# Off to a good start.



## KW Farms (Jun 21, 2008)

Well, KW Farms' kidding season has officially begun! :clap: It's been a long wait...but we're finally here. We had a FF doe kid a couple days ago with a single buckling (BIG buckling), kidded great all on her own...being a great mom...and boy is the little guy a cutie.  Then today we had another homebred FF doe kid with quads! :shocked: My goodness...I was thinking triplets because she was pretty wide and deep...but quads really surprised me...especially for a FF! Her udder looks awesome...I wish she was attached higher and wider through the escutcheon, but the medial, teat placement, capacity, and foreudder look great. Very happy with her.

Anyway, i'm going to get some photos of the quads in a day or two. They're super cute. I'm bottle feeding the two girls, they were the smallest of the group. One of the doelings is also a bit weak...not standing too well just yet, I think she'll be just fine though. Got some BoSe in her, nutridrench, and colostrum and she's slowly getting better. 

Anyway, just had to share...it's definately a good start to a long kidding season here on the farm. 

Oh, and the picture below is of the first buckling. :greengrin:


----------



## J.O.Y. Farm (Jan 10, 2012)

CONGRATS!!!! He is so cute! Hope the little doe perks up soon!


----------



## KW Farms (Jun 21, 2008)

Thanks Skyla!  Yeah i'm hoping she perks up soon...just taking a bit longer than the others I guess...hopefully she continues improving.


----------



## Goat Mom (May 1, 2012)

Aw! What a cutie! And quads? Wow!


----------



## nubians2 (Feb 20, 2011)

He is very cute! Quads for a FF is alot, glad you are bottle feeding. My girls having triplets as FF was alot for them. I love kidding in the warmer weather!


----------



## WalnutGroveFarm (Sep 27, 2008)

Congrats on the new babies.


----------



## RMADairyGoats (Jun 20, 2011)

CONGRATULATIONS!!!!! The buckling is adorable! And wow! Quads?!


----------



## milk and honey (Oct 31, 2010)

Oh My Goodness! What a Doll-baby! He's beautiful.. and so fluffy! Congrats on the great start!


----------



## ThreeHavens (Oct 20, 2011)

He is so beautiful!!


----------



## Shellshocker66 (Mar 19, 2012)

So cute!


----------



## MAW (Oct 13, 2011)

He's just adorable Kylee, congratulations!!!


----------



## KW Farms (Jun 21, 2008)

Thank you guys!  We sadly lost the little doeling today, but her sister and brothers are doing so well...and they're so cute!

Looks like one of the does is going to kid today. And the two lambs I reserved are coming home today! A sad, but joyous day at the same time.


----------



## liz (Oct 5, 2007)

I'm so sorry you lost the little girl :hug: 

Quads for a FF are definately a surprise!
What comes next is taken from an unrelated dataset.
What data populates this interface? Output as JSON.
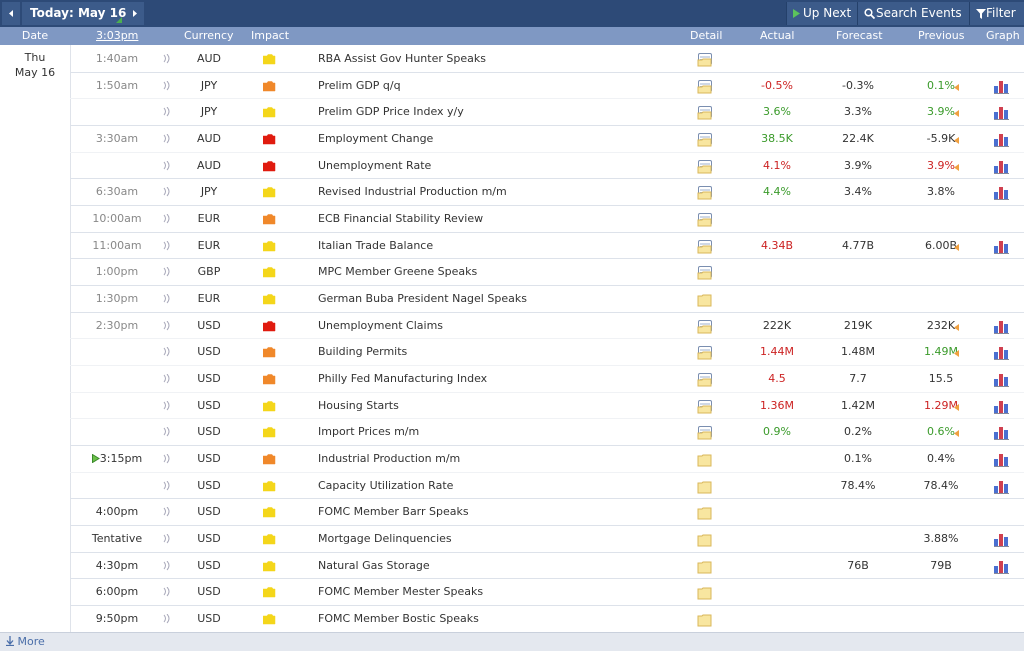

The little boy in the pic is adorable  He looks so cuddly!


----------



## J.O.Y. Farm (Jan 10, 2012)

Sorry you lost the doeling Kylee :hug: 

But Congrats on the lambs coming!!


----------



## toth boer goats (Jul 20, 2008)

Adorable....  :hug:


----------



## mtmom75 (May 19, 2011)

He's adorable Kylee!


----------



## freedomstarfarm (Mar 25, 2011)

:hug: So sorry for the loss of the little girl. 

Congrats ont he 2 good new momies and the kids!


----------



## NigerianGirl (Jan 30, 2011)

sorry about the loss :sigh: but that little buck sure is something


----------



## Dandilyun (May 21, 2012)

Wow, love the pic! What a cutie. That must be hard, losing one. It's all new to me, but sheesh, Don't know how well I would handle that, being an urban farmer now and all


----------